# Installing a safe in an Autotrail



## Chetty (Mar 23, 2007)

We are needing to install a decent safe in our Apache, can anyone give advice on type and for siting and any installation issues as we are reluctant to start drilling only to regret it later.

Rob & Di


----------



## sergeant (Jun 7, 2006)

Hi Chetty, Whenever i fit them at work i always fit them under one of the bed boxes, there is always room somewhere & if in doubt use a bit of cardboard as the size & hole location template, Steve


----------



## 101411 (Oct 15, 2006)

Hi we bought one of those £25 digital safes from B&Q. Stuck it in a cupboard on the floor and bolted it through the floor using long bolts, big washers and nylok nuts.
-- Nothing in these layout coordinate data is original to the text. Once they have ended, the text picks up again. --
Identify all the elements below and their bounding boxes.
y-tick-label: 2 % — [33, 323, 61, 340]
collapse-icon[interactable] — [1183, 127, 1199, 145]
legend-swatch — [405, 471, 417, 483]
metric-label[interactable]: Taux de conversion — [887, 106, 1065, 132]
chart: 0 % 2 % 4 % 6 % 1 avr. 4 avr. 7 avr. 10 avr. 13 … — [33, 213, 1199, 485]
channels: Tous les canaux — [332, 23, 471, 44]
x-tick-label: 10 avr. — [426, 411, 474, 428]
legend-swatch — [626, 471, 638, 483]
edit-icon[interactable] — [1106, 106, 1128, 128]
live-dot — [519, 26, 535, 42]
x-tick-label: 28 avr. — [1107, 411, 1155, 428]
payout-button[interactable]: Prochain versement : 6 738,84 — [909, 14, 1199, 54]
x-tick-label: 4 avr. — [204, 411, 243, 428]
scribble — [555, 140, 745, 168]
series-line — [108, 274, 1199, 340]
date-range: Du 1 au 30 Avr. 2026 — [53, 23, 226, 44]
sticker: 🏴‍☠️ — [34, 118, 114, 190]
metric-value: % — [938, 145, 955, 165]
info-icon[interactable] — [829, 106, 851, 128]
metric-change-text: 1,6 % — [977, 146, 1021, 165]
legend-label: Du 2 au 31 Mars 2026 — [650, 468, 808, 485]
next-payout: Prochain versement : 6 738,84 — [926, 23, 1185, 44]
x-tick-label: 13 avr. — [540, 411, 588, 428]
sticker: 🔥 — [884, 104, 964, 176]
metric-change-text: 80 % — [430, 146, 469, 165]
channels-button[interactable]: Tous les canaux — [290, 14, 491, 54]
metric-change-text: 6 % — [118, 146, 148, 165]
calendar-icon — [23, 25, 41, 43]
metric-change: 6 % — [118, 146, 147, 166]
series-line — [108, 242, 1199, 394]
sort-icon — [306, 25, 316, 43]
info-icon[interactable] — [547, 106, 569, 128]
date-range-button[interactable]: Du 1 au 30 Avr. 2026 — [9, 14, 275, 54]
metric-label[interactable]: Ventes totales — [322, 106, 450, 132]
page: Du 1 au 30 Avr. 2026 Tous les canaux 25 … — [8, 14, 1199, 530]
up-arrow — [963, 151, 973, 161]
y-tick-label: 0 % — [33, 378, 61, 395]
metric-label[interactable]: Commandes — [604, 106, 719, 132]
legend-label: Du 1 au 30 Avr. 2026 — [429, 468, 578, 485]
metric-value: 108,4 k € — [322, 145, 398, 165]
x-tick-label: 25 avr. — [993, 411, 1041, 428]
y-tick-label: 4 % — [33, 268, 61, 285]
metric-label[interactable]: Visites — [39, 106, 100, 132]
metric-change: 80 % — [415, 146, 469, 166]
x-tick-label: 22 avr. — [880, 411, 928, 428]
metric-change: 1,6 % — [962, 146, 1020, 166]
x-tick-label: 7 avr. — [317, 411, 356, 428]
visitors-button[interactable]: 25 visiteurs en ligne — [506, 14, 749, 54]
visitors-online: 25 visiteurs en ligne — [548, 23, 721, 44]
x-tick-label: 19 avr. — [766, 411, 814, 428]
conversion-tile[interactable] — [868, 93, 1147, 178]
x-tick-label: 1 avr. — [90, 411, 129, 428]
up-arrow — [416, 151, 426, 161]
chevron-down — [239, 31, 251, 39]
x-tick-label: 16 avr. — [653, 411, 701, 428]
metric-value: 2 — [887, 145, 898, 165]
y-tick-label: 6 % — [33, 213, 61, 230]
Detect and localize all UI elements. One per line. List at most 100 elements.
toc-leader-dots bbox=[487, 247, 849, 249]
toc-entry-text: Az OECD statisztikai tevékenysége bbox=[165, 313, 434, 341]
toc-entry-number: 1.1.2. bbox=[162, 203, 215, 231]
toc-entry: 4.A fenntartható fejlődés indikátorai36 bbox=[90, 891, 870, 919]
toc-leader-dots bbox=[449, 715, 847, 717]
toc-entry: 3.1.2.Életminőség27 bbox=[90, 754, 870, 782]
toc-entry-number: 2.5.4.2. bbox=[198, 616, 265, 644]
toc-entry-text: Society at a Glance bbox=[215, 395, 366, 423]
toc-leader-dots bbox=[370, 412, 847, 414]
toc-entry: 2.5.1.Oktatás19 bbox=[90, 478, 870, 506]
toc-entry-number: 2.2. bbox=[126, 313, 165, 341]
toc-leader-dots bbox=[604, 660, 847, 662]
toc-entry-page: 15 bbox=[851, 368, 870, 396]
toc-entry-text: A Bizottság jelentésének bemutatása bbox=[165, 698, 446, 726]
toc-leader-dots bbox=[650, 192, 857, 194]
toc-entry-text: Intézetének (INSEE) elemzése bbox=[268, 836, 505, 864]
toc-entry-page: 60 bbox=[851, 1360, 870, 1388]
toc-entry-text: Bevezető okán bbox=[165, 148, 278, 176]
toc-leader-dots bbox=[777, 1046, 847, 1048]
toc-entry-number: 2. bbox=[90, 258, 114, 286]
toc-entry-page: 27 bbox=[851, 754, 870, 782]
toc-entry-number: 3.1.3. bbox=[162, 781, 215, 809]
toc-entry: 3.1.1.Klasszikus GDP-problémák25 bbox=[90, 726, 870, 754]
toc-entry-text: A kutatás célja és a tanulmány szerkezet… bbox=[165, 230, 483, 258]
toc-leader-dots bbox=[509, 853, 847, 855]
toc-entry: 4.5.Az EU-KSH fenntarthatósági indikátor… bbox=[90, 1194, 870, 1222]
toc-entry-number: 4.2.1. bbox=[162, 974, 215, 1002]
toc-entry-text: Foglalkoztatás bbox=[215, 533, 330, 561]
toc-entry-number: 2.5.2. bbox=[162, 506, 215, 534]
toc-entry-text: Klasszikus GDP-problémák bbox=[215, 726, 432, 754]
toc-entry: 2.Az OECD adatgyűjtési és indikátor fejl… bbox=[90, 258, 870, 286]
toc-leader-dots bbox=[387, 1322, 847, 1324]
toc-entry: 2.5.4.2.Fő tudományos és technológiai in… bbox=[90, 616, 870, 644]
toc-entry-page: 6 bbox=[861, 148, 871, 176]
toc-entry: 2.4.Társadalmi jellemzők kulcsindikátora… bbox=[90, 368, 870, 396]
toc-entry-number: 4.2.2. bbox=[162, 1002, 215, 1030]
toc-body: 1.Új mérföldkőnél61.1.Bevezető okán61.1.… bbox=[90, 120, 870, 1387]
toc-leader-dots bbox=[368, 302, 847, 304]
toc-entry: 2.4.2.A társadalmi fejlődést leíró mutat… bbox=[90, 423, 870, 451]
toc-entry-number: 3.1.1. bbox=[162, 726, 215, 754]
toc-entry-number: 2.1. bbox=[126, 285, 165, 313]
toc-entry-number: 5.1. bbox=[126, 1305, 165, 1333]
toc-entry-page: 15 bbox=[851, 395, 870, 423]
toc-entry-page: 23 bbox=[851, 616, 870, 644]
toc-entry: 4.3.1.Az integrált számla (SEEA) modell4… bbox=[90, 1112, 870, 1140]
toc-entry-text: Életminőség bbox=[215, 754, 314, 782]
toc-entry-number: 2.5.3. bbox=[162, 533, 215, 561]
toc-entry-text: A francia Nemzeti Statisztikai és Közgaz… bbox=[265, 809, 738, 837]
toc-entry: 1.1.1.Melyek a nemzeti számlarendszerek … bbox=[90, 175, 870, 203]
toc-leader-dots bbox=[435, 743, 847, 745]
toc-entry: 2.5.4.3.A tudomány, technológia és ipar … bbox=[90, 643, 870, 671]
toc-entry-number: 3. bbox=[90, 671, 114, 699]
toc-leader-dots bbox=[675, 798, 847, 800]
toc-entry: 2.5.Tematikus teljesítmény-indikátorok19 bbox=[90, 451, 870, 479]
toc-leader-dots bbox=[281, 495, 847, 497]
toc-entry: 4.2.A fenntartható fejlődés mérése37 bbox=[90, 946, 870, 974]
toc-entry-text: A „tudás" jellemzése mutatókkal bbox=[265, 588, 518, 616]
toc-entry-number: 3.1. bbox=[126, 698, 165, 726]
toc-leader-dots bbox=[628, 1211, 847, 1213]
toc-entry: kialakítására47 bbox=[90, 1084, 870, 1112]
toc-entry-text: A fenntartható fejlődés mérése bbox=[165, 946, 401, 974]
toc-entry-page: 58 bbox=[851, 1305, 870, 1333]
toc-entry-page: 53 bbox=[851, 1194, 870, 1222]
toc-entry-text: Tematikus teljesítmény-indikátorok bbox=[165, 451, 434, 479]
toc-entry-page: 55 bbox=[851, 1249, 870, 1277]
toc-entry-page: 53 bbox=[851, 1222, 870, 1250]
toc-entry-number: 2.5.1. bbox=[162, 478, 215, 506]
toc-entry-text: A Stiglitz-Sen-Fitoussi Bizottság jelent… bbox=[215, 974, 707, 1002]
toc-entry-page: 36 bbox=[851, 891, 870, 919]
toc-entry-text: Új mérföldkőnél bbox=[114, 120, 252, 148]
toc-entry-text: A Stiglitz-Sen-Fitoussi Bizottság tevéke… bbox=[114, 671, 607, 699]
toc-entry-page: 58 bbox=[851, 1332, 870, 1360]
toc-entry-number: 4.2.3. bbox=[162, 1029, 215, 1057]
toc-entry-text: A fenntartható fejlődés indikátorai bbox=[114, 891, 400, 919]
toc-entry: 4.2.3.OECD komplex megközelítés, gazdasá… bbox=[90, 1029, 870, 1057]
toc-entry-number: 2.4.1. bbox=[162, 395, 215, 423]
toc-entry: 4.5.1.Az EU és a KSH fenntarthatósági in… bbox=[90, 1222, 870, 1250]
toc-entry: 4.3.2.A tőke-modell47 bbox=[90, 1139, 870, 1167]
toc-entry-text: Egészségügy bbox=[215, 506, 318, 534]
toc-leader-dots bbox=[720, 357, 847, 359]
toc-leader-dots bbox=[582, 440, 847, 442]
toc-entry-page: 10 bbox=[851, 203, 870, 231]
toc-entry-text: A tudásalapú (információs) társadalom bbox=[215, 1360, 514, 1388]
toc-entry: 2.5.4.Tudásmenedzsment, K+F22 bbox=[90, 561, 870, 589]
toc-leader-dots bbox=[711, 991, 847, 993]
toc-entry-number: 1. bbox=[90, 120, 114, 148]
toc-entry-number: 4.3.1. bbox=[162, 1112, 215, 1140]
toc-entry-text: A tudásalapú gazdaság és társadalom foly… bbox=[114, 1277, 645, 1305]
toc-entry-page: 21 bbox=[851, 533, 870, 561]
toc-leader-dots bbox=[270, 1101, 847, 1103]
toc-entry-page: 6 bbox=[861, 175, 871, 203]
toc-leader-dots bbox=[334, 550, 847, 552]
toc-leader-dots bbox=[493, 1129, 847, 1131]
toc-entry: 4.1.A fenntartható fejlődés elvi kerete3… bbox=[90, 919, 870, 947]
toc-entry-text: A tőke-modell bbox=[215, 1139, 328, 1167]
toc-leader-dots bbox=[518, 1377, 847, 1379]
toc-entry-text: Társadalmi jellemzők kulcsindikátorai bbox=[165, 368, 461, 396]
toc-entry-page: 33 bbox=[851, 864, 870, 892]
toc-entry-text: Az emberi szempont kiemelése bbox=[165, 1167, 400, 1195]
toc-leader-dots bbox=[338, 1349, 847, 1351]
Not the most secure of safes but was reasonably lightweight, reasonably priced and more than adequate to stop the opportunist thief breaking in to your pride and joy and helping themselves.

Dazzer


----------



## 103902 (Apr 15, 2007)

Hi,I put a safe under dinette seat next to water heater,hope this helps. Ray


----------



## TinaGlenn (Jul 7, 2006)

We have got a non electric/digital one, small but adequate for money and paperwork. it is bolted to the floor door uppermost.
We got it in a stationary shop a few years ago cost then was about £15.
We sat it in several places when decided where to site it, as we wanted it to be easily accessible, no point making so hard to get at that you don't use it. Also needed to make sure that no pipework or wiring would be in the way. One other thing to watch is that when installing you do not drill into the chassis as this could invalidate any warrantee on it.


Tina


----------